The symmetry energy at supra-saturation densities can be effectively probed with the elliptic flow ratio of neutrons and charged particles. The ASY-EOS collaboration measured data for Au+Au collisions at 400A MeV, and a slope for the of \(L = 72 \pm 13\) for the density dependence of the symmetry energy could be deduced from the \(v_2\) ratio of neutrons and charged particles. According to model predictions, similar observables might also be sensitive not only to the slope of the symmetry energy but also to its curvature at high densities. Hence, it would be interesting to measure n and light charged particle flow also at higher energies and for different systems. In collisions of Sn-isotopes one could investigate the evolution of the \(v_2\) ratio as a function of N/Z of the colliding system.

How the sensitivity of the various observables to the symmetry energy develops with rising beam energy and larger densities is by no means obvious and more calculations using different models and prescriptions need to be performed. Particle production is predicted to be most sensitive to modifications in the neutron/proton density close to threshold. Kaon production below and close to threshold (\(E_{thr,NN}=1.6\) GeV has proven to be sensitive to the density reached in the course of the collision. It has been shown in particular that Kaon yields are robust observables to constrain the iso-scalar EOS [24]. At sub-threshold energies Kaons are produced in the central high-density region and, because they are not re-absorbed by the surrounding nuclear matter, they are true messengers of the dense overlap zone. The production ratio (K\(^+/\)K\(^0\)) is predicted to be sensitive to the symmetry energy and, therefore, may be an interesting observable accessing densities beyond twice saturation density. An experiment studying Au+Au reactions at 1.25A GeV was performed by the HADES collaboration. The HADES detector setup allows not only for measuring charged Kaons but also reconstructing K\(^{0}\) by their decay into charged pions with high accuracy. Sufficient statistic was accumulated and the data have been published and compared to predictions of transport models. However, the sensitivity to the symmetry energy has not yet been tested.

Symmetry effects are very small, because the contribution of the symmetry energy enters with a factor \(\delta ^2\) into the equation of the state of nuclear matter. Since \(\delta \) is rather small even for the most neutron-rich stable isotopes it is evident that those studies have to be extended to radioactive beams with enhanced neutron-proton asymmetry.

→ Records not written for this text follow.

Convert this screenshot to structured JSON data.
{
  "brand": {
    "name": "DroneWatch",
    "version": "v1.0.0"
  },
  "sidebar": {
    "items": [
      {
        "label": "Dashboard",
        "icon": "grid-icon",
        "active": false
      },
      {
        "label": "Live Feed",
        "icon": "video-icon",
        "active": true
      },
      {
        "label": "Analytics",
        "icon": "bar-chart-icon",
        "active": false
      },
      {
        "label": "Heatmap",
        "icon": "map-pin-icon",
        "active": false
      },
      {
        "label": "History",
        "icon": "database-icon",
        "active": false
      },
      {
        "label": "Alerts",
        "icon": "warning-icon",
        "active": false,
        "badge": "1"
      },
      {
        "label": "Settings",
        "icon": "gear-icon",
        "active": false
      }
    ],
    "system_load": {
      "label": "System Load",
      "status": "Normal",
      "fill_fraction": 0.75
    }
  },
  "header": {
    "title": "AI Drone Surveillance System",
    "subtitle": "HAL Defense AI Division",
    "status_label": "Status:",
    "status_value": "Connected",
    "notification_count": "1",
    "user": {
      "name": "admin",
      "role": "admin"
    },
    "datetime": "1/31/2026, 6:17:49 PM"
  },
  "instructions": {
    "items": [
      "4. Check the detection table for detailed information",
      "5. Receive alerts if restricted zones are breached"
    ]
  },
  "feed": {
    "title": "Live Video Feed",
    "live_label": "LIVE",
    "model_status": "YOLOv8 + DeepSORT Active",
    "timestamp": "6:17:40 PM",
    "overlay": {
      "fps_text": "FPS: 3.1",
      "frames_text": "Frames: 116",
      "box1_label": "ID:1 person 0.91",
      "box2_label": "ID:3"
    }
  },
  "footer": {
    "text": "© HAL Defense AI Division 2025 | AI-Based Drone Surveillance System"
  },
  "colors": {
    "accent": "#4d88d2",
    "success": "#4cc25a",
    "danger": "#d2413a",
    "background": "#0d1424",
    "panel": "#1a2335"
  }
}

Experimental facilities, e.g., RIKEN/RIBF, MSU/FRIB, GANIL/SPIRAL2 are or will become available, which allow further studies of the symmetry energy by different experimental methods. But the highest energies and consequently highest densities will be accessed with FAIR/Super-FRS facility. The super fragment separator Super-FRS will have a magnetic rigidity of 20 Tm and will provide radioactive beams up to 1 GeV/nucleon. This will offer the possibility to study the symmetry energy at high densities. Nevertheless, the neutron-proton asymmetry which may be accessed in such experiments is not significantly larger than the one reached in Au+Au or Pb+Pb collisions with the concomitant disadvantage that the collision systems are getting smaller and the densities reached in the course of the reactions are not as large as in the heavy Au-system. Hence, for flow and particle production observables it may not be necessary to utilize radioactive beams, and stable beams and targets would be sufficient. In such case, it would be impossible to generate double ratios in order to diminish systematic errors in the experiment and uncertainties due to unknown input parameters to the models. This would require sophisticated transport codes which have been benchmarked intensively to experimental data (see [25] for an ongoing effort in comparing different transport codes).